It’s that time of year when spring is just around the corner and the Academy Awards (aka the Oscars) are in bloom. The Academy of Motion Picture Arts and Sciences honors movies and stars whose work resonated with us in the past year. I’m not a huge fan of awards shows, but I do love to watch nominated best films to see what’s new and innovative in the cinema, even if it’s not my normal viewing pleasure. One of the side diversions that the Academy Awards offer is to guess, bet, or try to predict who will win. I thought it’d be fun to bring some of the data analysis skills SHIFT uses every day for a fun look at what we might predict for this year’s Oscars.
I started by looking at how various different forms of media such as blogs, discussion forums and review sites, and traditional news media predicted the winner out of 9 nominations in the Best Picture category last year.
85th Oscar Best Picture Predictions
Looking at last year’s data was interesting. We’ve compared the nominees using a query of “film name” AND “Academy Award” AND “Best Picture” so as to try to find mentions and conversations specific to each film in the time leading up to the awards, from the day of nomination to just before the awards ceremony. In 2013, we see that Lincoln , Argo, and Zero Dark Thirty were neck in neck in all of the forms of media we measured. All films were up for the award, but these three clearly led the pack.
The jump in popularity was always a race among the three as we can see using popularity charts from Sysomos.

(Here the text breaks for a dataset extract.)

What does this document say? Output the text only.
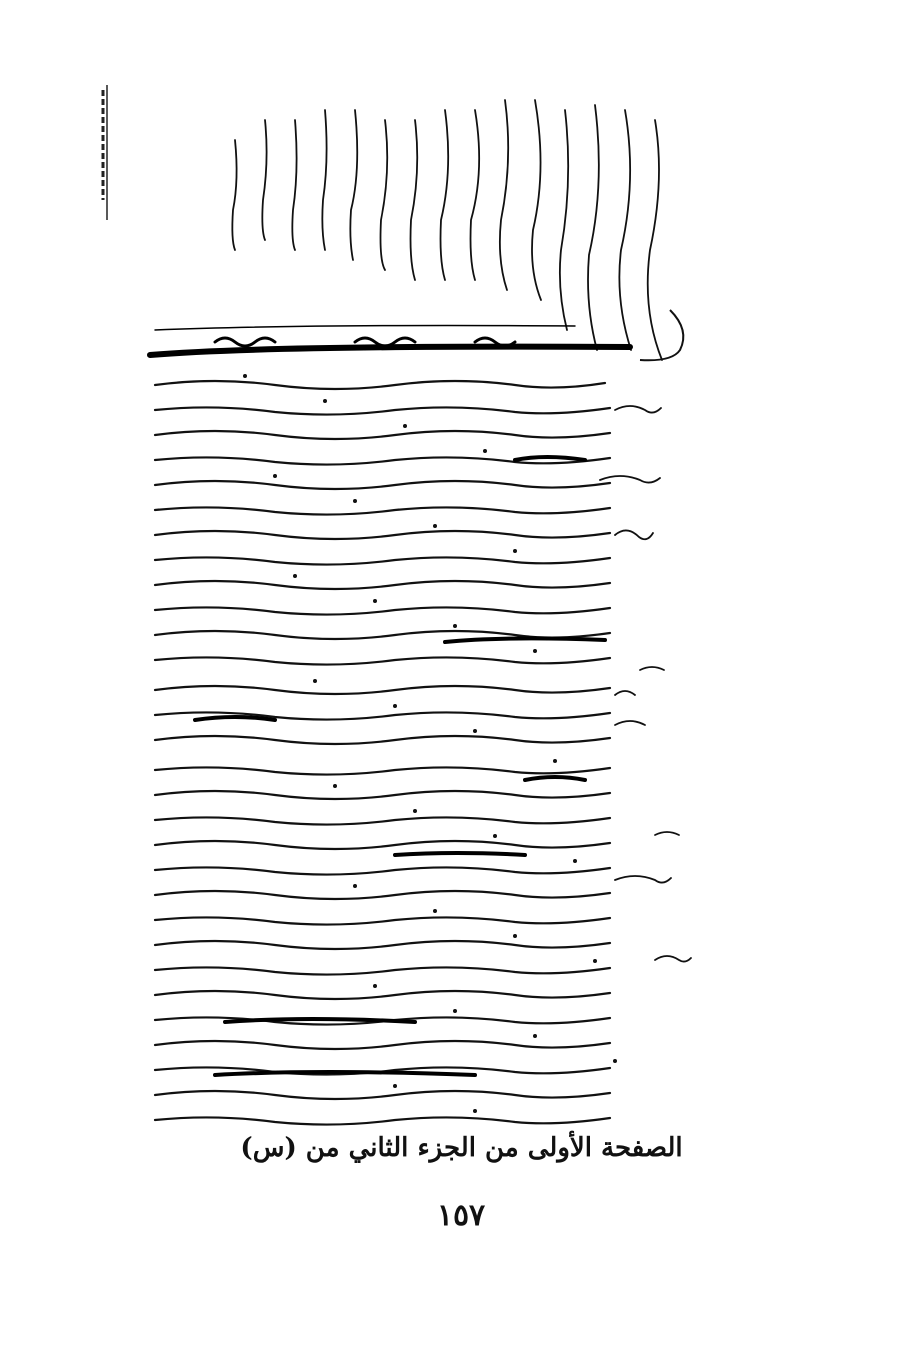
الصفحة الأولى من الجزء الثاني من (س)
١٥٧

From the data above, forums and traditional news media predicted Argo as the winner, while blogs predicted that Lincoln would win. Argo actually won the award, so where did blogs go wrong? The reason is a flaw in the data collection method; let’s see if you can catch it while we move onto this year’s predictions.
86th Oscar Best Picture Predictions
We have, again, compared the 9 nominees this year using a query of “film name” AND “Academy Award” AND “Best Picture”. Do we think Her is set to win this year’s award for Best Picture? Nope. I’d bet a fiver that it isn’t the winner.
The popularity trend for this year’s films, today, is showing that three films are being discussed with lots of overlap on the charts. It’s less clear this year who the favorite is based on discussion on blogs, forums and in the news.
Why, despite the seemingly obvious data about “Her”, would I bet that “Her” will not get the Academy nod? The reason is interference. The word “Her”, even with our restrictive query to try to isolate discussions about the movie itself, is so broad, so vague, and so widely used, that it will always interfere heavily with any attempt to mine conversations about it. Think about it for a second.
There are categories for leading and supporting actresses, and every article is bound to use the word “her” multiple times, even if the article isn’t referring to the film. Our query helped to reduce some of the interference, but we can’t remove its influence entirely.
Now based on everything you’ve read so far, can you deduce the issue with the 2013 data set and using that data to make a prediction of the winner? Lincoln. It’s not as commonly used as the word “her”, but it’s common enough. Many students have likely written blog posts and papers while doing research about President Lincoln and may have referenced the movie in their text and would have mentioned the name, but were not discussing the movie in any meaningful way.
Data is awesome. The right data is more important. Asking the right questions, whether it be actual questions or queries of a database is extremely important in any analysis that you do.
There are many factors that can affect your results. I’ve learned to always question myself, the results, the techniques, and the source of the data. When doing this type of work for clients, for yourself, you have to be willing to question everything. Otherwise, you are scratching the surface and presenting bad results as news. That’s not honorable or smart, it’s just lazy.
What is our prediction for this year’s winner? We’ll pass on making one, but I mostly hope it’s American Hustle. Forget Christian Bale, JLaw rocks all the things.
Senior Marketing Analyst
Photo via captivate.com.
SHIFT Communications engaged Marketwired Sysomos to track mentions of Academy Award nominees for 2013 and 2014 from blogs, forums, and traditional news sources. Twitter data was not included because 2013 data was no longer included. Queries followed the format “Picture Title” AND “Academy Awards” AND “Best Picture”. The timeframes for all data were from the date of nomination (sources: Wikipedia, Academy Awards website) to the present day for 2014 and an equivalent time period in 2013. SHIFT Communications is the sole investor in the study. Sysomos data is drawn from its own internal web spider engine and data connections to major newswires. A copy of the source data spreadsheet is available upon request.